Drying a damp wall before replastering(9 Posts)
The top back room of our victorian terrace has a damp wall, we think it's caused by the chimney so its scheduled to be knocked out. The wall underneath was partially tanked but the damp has seeped through any weaknesses, like the join between the celing and wall and any holes hammered in for pictures. We've hacked off all the plaster in this room and were due to have Insulated board put up straight away but I now think the wall is too wet to have an impermeable surface put on straight away.
So my question is, does it need to dry before I do anything?
it's not a basement room, so where is the water coming from? You need to find the cause, and cure it. Covering it up is quite the wring thing to do.

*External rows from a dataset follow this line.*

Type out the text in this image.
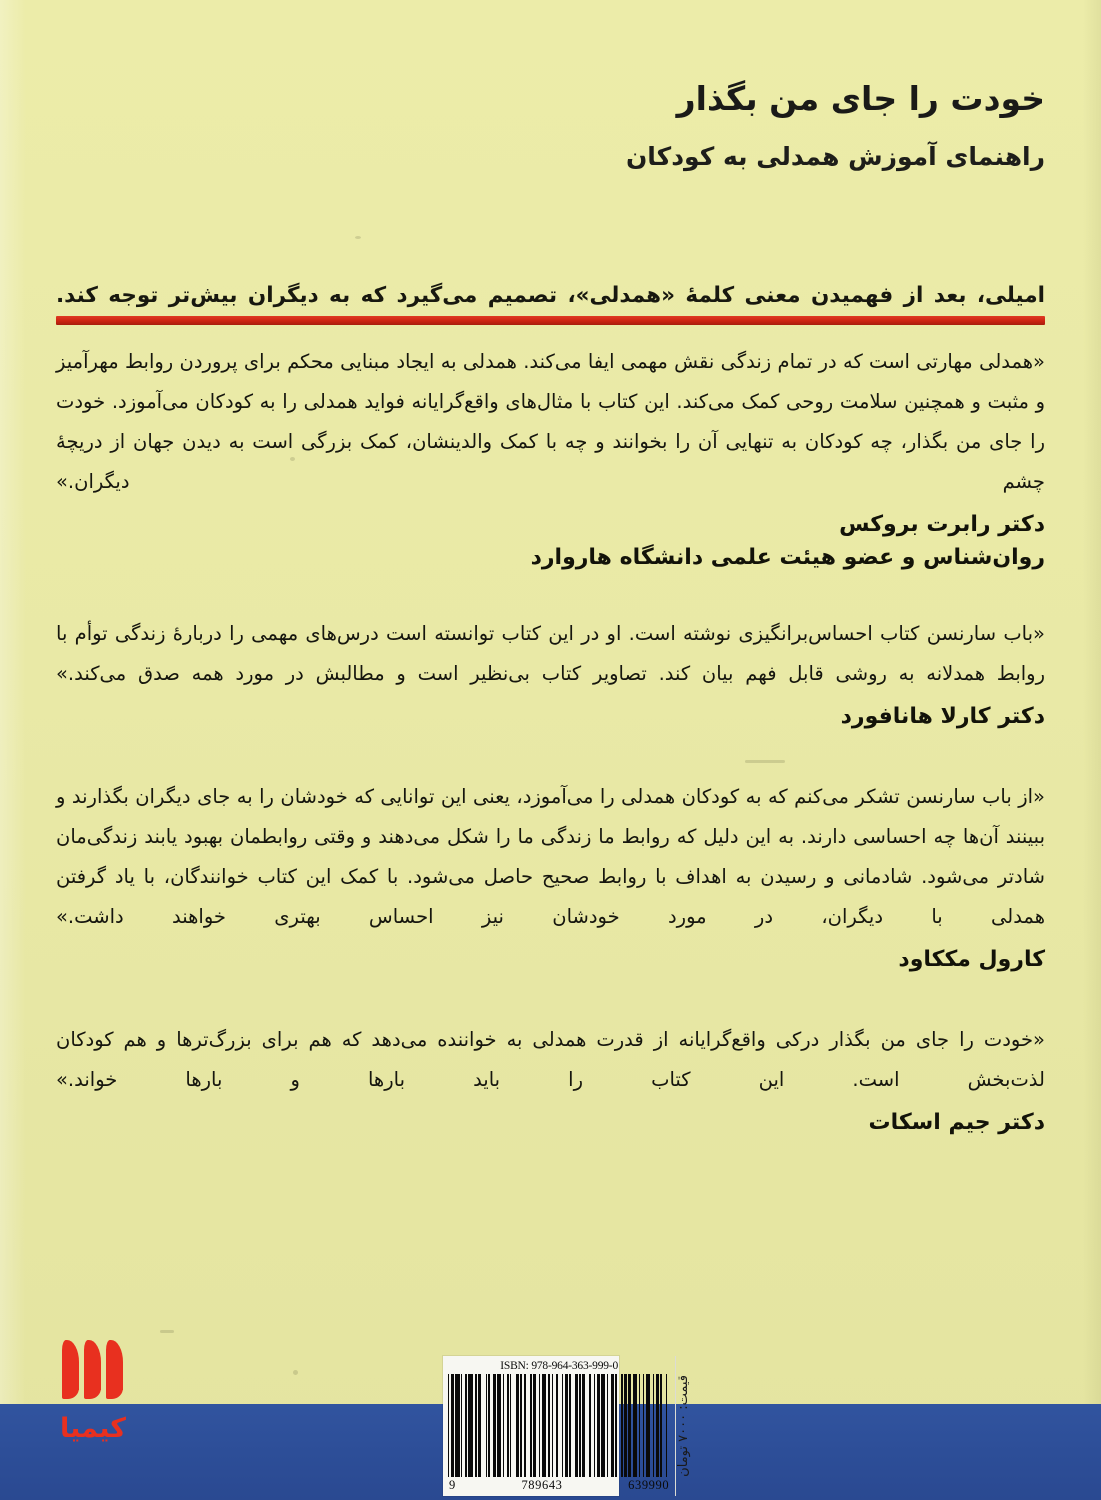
خودت را جای من بگذار
راهنمای آموزش همدلی به کودکان

امیلی، بعد از فهمیدن معنی کلمۀ «همدلی»، تصمیم می‌گیرد که به دیگران بیش‌تر توجه کند.

«همدلی مهارتی است که در تمام زندگی نقش مهمی ایفا می‌کند. همدلی به ایجاد مبنایی محکم برای پروردن روابط مهرآمیز و مثبت و همچنین سلامت روحی کمک می‌کند. این کتاب با مثال‌های واقع‌گرایانه فواید همدلی را به کودکان می‌آموزد. خودت را جای من بگذار، چه کودکان به تنهایی آن را بخوانند و چه با کمک والدینشان، کمک بزرگی است به دیدن جهان از دریچۀ چشم دیگران.»

دکتر رابرت بروکس
روان‌شناس و عضو هیئت علمی دانشگاه هاروارد

«باب سارنسن کتاب احساس‌برانگیزی نوشته است. او در این کتاب توانسته است درس‌های مهمی را دربارۀ زندگی توأم با روابط همدلانه به روشی قابل فهم بیان کند. تصاویر کتاب بی‌نظیر است و مطالبش در مورد همه صدق می‌کند.»

دکتر کارلا هانافورد

«از باب سارنسن تشکر می‌کنم که به کودکان همدلی را می‌آموزد، یعنی این توانایی که خودشان را به جای دیگران بگذارند و ببینند آن‌ها چه احساسی دارند. به این دلیل که روابط ما زندگی ما را شکل می‌دهند و وقتی روابطمان بهبود یابند زندگی‌مان شادتر می‌شود. شادمانی و رسیدن به اهداف با روابط صحیح حاصل می‌شود. با کمک این کتاب خوانندگان، با یاد گرفتن همدلی با دیگران، در مورد خودشان نیز احساس بهتری خواهند داشت.»

کارول مککاود

«خودت را جای من بگذار درکی واقع‌گرایانه از قدرت همدلی به خواننده می‌دهد که هم برای بزرگ‌ترها و هم کودکان لذت‌بخش است. این کتاب را باید بارها و بارها خواند.»

دکتر جیم اسکات
کیمیا
ISBN: 978-964-363-999-0
9	789643	639990
قیمت: ۷۰۰۰ تومان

Maybe an overflowing gutter or downpipe.
Most of the damp is upstairs but is coming down were the chimney breast used to be in the room below it. we hope removing the chimney entirely will stop the water coming in, but the wall will still be wet, won't it? We've hacked plaster off the walls right down to the brick upstairs ready for insulation board to go up a few days after the chimney is removed. I'm now thinking it would be best to let the wall dry first, get dehumidifier or something and wait a few months? It's a NE facing external wall so it rarely gets any sunlight, just gets wet and cold.

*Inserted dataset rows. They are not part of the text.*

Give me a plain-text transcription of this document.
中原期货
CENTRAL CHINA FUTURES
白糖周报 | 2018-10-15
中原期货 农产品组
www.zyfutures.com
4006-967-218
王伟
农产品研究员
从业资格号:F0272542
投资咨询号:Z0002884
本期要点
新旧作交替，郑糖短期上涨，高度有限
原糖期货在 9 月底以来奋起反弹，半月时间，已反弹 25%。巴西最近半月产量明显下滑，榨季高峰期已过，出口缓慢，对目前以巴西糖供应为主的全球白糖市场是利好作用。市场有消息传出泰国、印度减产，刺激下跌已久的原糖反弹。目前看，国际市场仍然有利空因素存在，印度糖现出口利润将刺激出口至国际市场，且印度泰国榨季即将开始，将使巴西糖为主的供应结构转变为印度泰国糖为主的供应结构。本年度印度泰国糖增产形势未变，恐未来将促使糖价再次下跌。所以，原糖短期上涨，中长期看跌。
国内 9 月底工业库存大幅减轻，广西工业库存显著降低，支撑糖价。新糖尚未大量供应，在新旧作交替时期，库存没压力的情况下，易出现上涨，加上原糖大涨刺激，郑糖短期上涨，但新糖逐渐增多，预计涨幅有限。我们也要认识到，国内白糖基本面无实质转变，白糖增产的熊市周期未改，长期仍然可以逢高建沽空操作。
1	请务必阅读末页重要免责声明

is the chimney ventilated top and bottom? Are you planning to remove it from the top down and reinstate the roof over the hole? If you leave the top in place it will need steelwork to hold it up.
has anyone said that the flaunching or leadwork at the top of the chimney is letting rain in? Can you see poor pointing or cracked bricks (borrow binoculars)?

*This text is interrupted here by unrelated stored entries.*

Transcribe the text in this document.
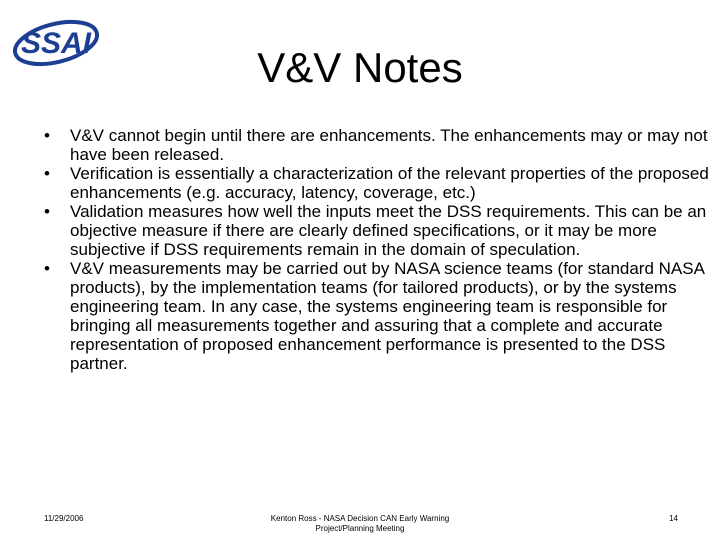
SSAI
V&V Notes
• V&V cannot begin until there are enhancements. The enhancements may or may not have been released.
• Verification is essentially a characterization of the relevant properties of the proposed enhancements (e.g. accuracy, latency, coverage, etc.)
• Validation measures how well the inputs meet the DSS requirements. This can be an objective measure if there are clearly defined specifications, or it may be more subjective if DSS requirements remain in the domain of speculation.
• V&V measurements may be carried out by NASA science teams (for standard NASA products), by the implementation teams (for tailored products), or by the systems engineering team. In any case, the systems engineering team is responsible for bringing all measurements together and assuring that a complete and accurate representation of proposed enhancement performance is presented to the DSS partner.
11/29/2006	Kenton Ross - NASA Decision CAN Early Warning
Project/Planning Meeting
14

Is the damp staining brown, yellow or clear?
Does water come down in rainy weather?
Don't just assume it's the chimney. We have a very similar issue which we assumed was caused by the chimney, but is in fact due to the lead flashing along our valley gutter being completely shot. Maybe get a roofer up to take a look before doing anything? We have had the whole house replaatered (skimmed) and our plasterer was quite clear that there was no point doing that room until the wall has totally dried out. We have stripped it back to brick (the damp plaster can't just be skimmed over) and have the radiator on and the window open a little. May invest in a dehumidifier if that doesn't work.
Oh and obviously we have had to get the gutter fixed as well!
Chimney is coming down as I write. The entire back extension roof where this chimney breast is is being re felted and re tiled and GRP. We replaced all guttering last year with new industrial sized guttering which is on the opposite wall. Various builders and roofers have looked at the pointing and bricks on the outside and have confirmed that it's fine. I'm confidant that the problem will be fixed after this work is done but the question remains, will the wall still be damp? Is it wise to get the insulation board ( this includes adding some kind of impermeable membrane before the board goes up) up straight away?
preferable to put a powerful fan blowing over the surface of the wall for (at least) a few weeks. This will evaporate the moisture off the surface, and ventilation will take the water vapour out of the house. It will be more effective than turning the heating up.
Or you could hire a builders dehumidifier, which is bigger and noisier than a domestic one (like a washing machine) and set it to blow at the wet wall. It will release some heat as a by-product.
Not covering up the wet patch will also enable you to monitor the wet patch and to confirm that it is drying out.